While Malaysia’s dependency on rice imports increased, Johari said the government has continued to fork out more from its coffers as rice exporting countries hike prices.
He said the government currently purchases rice from India, the world’s largest rice exporter, at US$540 (RM2,523) per tonne, compared to US$380 per tonne previously.
Meanwhile, he added that prices in Thailand and Vietnam have also increased, to US$600 per tonne from US$420 per tonne and to US$680 per tonne from US$490 per tonne, respectively.
“Other rice exporting countries are expected to have a similar policy that will continue to push up global rice prices in the near future,” he said.
Overall, Johari said Malaysia imported 1.23 million tonnes of rice in 2022, with an import value of RM2.67 billion.
“It is not just a question of money, but if one day we want this 1.23 million tonnes [of rice] to meet the needs of our people but no country wants to sell to us, what will happen?” he posed.

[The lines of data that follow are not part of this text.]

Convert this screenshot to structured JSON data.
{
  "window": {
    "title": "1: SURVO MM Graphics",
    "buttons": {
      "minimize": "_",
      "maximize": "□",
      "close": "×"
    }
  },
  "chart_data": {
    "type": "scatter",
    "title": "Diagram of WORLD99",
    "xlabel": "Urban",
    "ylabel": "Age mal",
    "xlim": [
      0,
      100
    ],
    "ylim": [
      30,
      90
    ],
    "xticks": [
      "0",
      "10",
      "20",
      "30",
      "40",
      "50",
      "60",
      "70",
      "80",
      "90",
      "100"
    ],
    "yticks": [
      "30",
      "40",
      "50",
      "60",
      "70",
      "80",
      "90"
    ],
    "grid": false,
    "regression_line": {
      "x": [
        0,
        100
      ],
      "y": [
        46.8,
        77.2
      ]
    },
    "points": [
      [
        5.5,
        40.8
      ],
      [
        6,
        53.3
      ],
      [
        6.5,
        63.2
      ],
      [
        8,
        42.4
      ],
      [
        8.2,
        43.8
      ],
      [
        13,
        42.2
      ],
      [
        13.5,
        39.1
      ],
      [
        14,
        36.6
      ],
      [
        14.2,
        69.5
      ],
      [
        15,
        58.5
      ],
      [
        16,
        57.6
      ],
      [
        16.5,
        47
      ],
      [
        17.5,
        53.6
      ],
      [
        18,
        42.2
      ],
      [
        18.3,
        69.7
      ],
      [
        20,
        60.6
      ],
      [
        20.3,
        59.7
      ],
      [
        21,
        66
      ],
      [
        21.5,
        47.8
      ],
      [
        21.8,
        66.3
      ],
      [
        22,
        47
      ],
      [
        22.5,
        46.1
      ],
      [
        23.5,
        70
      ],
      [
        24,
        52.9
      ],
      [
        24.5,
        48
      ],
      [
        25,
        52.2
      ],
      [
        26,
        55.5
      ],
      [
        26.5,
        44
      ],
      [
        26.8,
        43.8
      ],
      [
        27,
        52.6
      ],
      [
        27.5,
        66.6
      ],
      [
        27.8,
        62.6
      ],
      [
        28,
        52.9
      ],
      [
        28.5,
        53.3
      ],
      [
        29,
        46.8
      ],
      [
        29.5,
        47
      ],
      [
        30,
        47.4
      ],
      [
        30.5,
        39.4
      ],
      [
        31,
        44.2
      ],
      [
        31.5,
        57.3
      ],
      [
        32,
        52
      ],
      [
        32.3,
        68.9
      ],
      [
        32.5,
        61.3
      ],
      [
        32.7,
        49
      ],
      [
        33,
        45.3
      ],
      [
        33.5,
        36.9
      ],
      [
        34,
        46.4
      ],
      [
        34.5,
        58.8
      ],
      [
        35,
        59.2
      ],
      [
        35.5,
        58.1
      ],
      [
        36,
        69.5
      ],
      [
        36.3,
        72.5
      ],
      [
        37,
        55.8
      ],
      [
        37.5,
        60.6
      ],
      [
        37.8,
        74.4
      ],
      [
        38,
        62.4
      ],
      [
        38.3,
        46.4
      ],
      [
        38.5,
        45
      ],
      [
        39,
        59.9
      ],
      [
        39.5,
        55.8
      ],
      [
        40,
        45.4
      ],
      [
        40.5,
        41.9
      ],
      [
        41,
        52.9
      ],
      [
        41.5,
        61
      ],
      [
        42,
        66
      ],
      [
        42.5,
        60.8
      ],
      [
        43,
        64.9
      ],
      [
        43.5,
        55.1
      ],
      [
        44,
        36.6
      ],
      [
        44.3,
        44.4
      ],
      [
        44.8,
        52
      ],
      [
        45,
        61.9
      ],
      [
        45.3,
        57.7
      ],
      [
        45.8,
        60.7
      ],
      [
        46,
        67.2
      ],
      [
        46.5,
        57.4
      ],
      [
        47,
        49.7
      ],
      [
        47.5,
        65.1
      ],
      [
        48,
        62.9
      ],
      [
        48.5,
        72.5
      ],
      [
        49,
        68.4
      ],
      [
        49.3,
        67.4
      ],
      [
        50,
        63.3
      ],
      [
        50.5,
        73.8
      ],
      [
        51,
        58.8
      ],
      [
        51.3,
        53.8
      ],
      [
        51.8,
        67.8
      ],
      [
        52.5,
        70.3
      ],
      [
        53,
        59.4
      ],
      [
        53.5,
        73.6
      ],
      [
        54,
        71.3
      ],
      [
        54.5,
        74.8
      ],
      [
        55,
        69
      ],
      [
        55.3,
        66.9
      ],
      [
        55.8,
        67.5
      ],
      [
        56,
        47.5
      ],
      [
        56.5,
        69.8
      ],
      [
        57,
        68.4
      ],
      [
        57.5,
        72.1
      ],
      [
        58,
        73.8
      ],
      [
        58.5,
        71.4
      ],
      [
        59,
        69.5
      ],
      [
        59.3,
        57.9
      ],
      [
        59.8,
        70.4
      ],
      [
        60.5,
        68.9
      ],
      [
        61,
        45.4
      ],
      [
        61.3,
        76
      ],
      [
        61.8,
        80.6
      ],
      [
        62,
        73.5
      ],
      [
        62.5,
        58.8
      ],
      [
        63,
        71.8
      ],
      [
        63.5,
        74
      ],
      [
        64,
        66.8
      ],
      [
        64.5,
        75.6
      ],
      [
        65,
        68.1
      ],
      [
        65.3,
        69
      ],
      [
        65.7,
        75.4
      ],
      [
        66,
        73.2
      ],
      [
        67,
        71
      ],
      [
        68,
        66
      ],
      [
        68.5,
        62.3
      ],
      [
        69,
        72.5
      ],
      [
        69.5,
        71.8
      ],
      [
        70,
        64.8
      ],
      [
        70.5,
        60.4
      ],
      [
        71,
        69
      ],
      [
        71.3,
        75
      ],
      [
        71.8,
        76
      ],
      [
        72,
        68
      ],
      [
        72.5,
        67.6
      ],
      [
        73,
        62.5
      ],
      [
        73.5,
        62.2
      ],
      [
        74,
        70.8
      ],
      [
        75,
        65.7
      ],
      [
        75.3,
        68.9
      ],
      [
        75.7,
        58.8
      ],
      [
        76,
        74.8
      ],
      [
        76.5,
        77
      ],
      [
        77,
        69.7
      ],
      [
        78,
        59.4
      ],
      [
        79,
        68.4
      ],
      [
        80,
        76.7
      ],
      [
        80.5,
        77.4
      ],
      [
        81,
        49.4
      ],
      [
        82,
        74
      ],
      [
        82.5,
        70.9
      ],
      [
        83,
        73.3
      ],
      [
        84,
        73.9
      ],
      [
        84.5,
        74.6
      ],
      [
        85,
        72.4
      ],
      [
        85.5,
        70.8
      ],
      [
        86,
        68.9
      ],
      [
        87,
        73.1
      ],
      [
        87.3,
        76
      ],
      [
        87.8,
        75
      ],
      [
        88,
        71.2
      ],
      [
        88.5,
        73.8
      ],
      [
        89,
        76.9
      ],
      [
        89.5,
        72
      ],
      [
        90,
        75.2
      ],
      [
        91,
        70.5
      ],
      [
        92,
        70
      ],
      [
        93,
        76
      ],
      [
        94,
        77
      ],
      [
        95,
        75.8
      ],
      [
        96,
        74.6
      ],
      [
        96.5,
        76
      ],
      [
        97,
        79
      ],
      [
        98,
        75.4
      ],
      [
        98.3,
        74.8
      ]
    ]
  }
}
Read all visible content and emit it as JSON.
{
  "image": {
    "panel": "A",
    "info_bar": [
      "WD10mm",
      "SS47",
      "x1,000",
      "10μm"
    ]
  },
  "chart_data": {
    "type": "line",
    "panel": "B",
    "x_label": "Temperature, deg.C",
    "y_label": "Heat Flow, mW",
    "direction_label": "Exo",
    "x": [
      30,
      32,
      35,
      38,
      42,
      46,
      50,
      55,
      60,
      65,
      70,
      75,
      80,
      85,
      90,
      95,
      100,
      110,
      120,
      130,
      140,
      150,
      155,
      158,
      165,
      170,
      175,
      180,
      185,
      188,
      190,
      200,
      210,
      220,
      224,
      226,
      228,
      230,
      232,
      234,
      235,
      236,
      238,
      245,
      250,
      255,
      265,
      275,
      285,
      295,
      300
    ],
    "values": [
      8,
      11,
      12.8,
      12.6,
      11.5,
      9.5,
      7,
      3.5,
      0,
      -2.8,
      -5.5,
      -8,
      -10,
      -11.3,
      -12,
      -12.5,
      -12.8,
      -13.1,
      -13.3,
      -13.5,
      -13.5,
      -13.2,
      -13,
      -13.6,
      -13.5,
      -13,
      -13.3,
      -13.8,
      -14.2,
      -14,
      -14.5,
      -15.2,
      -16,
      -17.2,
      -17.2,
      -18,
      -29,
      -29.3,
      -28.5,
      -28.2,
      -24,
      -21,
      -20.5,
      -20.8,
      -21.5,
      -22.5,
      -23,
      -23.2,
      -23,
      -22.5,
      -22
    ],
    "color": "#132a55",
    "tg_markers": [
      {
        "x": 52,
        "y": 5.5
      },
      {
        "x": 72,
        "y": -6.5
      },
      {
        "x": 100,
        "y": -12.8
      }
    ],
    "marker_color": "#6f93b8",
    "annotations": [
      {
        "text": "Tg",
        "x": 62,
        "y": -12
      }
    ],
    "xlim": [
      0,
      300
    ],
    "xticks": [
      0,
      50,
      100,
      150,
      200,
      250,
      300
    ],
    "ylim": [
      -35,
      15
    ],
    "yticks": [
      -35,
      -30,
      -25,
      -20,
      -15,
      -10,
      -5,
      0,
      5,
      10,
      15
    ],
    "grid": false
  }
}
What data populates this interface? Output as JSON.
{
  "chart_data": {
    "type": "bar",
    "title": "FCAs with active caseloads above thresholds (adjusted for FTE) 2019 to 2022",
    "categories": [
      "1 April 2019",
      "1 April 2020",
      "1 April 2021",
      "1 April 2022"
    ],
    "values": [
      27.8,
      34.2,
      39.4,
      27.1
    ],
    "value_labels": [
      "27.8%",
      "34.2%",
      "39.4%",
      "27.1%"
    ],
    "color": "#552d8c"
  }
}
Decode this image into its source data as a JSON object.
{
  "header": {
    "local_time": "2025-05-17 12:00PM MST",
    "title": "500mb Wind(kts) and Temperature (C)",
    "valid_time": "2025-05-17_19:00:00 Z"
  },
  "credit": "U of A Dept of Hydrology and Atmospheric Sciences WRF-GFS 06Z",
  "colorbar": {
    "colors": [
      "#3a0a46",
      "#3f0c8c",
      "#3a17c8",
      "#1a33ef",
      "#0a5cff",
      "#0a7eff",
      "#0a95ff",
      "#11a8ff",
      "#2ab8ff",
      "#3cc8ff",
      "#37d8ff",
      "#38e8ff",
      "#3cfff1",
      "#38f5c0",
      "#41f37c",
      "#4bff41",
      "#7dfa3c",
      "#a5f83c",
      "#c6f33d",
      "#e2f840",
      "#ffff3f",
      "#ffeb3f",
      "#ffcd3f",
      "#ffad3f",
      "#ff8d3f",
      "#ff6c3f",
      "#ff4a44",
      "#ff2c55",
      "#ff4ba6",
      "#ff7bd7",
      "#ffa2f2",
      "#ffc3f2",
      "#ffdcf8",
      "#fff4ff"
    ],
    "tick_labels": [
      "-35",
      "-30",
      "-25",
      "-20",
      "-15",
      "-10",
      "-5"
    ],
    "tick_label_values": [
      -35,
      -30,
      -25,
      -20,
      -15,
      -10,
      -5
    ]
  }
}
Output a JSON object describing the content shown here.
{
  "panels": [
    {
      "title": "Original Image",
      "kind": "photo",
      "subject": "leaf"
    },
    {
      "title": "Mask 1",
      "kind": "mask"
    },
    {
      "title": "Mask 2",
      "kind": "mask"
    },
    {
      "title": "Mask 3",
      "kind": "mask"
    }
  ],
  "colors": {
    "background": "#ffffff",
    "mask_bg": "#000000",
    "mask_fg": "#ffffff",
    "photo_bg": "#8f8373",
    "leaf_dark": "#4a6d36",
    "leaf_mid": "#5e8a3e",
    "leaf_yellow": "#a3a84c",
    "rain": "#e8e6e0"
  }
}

Johari suggested that Malaysia should mimic Vietnam’s past transformation, where it developed from a rice-importing country back in the 1990s to becoming one of the world’s largest rice exporters today.
“If we could make this country the second largest palm oil exporter in the world, if we truly focus on this rice issue with Mardi (Malaysian Agricultural Research and Development Institute), I believe that with the involvement of private companies that are involved in the cultivation of rice on a large-scale, Malaysia can become a rice exporting country,” he said.
He underlined that Malaysia ranked 41st on the Global Food Security Index (GFSI) 2022, while its neighbour across the causeway, Singapore, was slotted higher at 29th despite the disparity in land size.
“In fact, Middle Eastern countries with extreme climates such as Oman, Bahrain and Saudi Arabia are also in a higher position than us [on GFSI 2022],” he added.
Malaysia is currently experiencing a supply disruption of locally-produced rice, which led to the government imposing a 100kg limit on purchases of locally-produced white rice.
Meanwhile, the country's sole rice importer Padiberas Nasional Bhd (Bernas) raised the imported price of rice to RM3,200 per tonne, from RM2,350 per tonne, on the back of factors including weakening currency exchange rate, high operating costs and the impact of the white rice export ban announced by India beginning July.